In April, Tesla boss Elon Musk spoke with Indian Prime Minister Narendra Modi to discuss collaboration in areas including technology and innovation. That same month, the EV-maker’s finance chief said the company has been “very careful” in trying to figure out when to enter the market.

Tesla has no manufacturing operations in India, even though the country’s government is likely keen for the company to establish a factory. Instead the cars sold in India will need to be imported from Tesla’s other manufacturing locations in places like Shanghai, China, and Berlin, Germany.

As Tesla begins sales in India, it will come up against challenges from long-time Chinese rival BYD, as well as local player Tata Motors.

One potential challenge for Tesla comes by way of India’s import duties on electric vehicles, which stand at around 70%. India has tried to entice investment in the country by offering companies a reduced duty of 15% if they commit to invest $500 million and set up manufacturing locally.

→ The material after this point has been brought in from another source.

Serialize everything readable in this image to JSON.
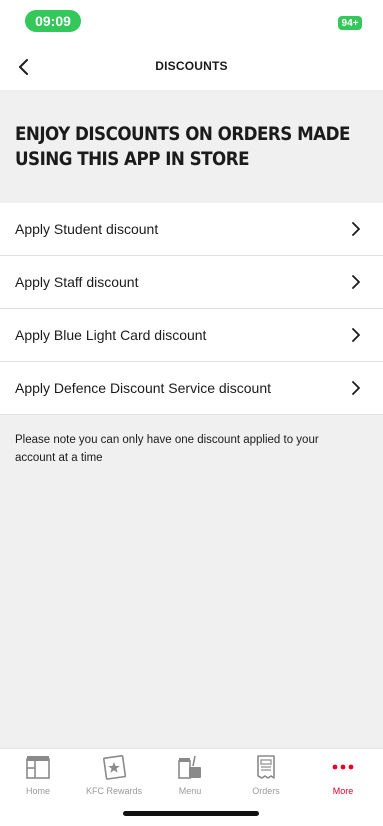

HD Kumaraswamy, India’s minister for heavy industries, told reporters in June that Tesla is “not interested” in manufacturing in the country, according to a Reuters report.

Tesla is looking to recruit roles in Mumbai, job listings posted on LinkedIn . These include advisors working in showrooms, security, vehicle operators to collect data for its Autopilot feature and service technicians.

There are also roles being advertised in the Indian capital of New Delhi, including for store managers. It’s unclear if Tesla is planning to launch a showroom in the city.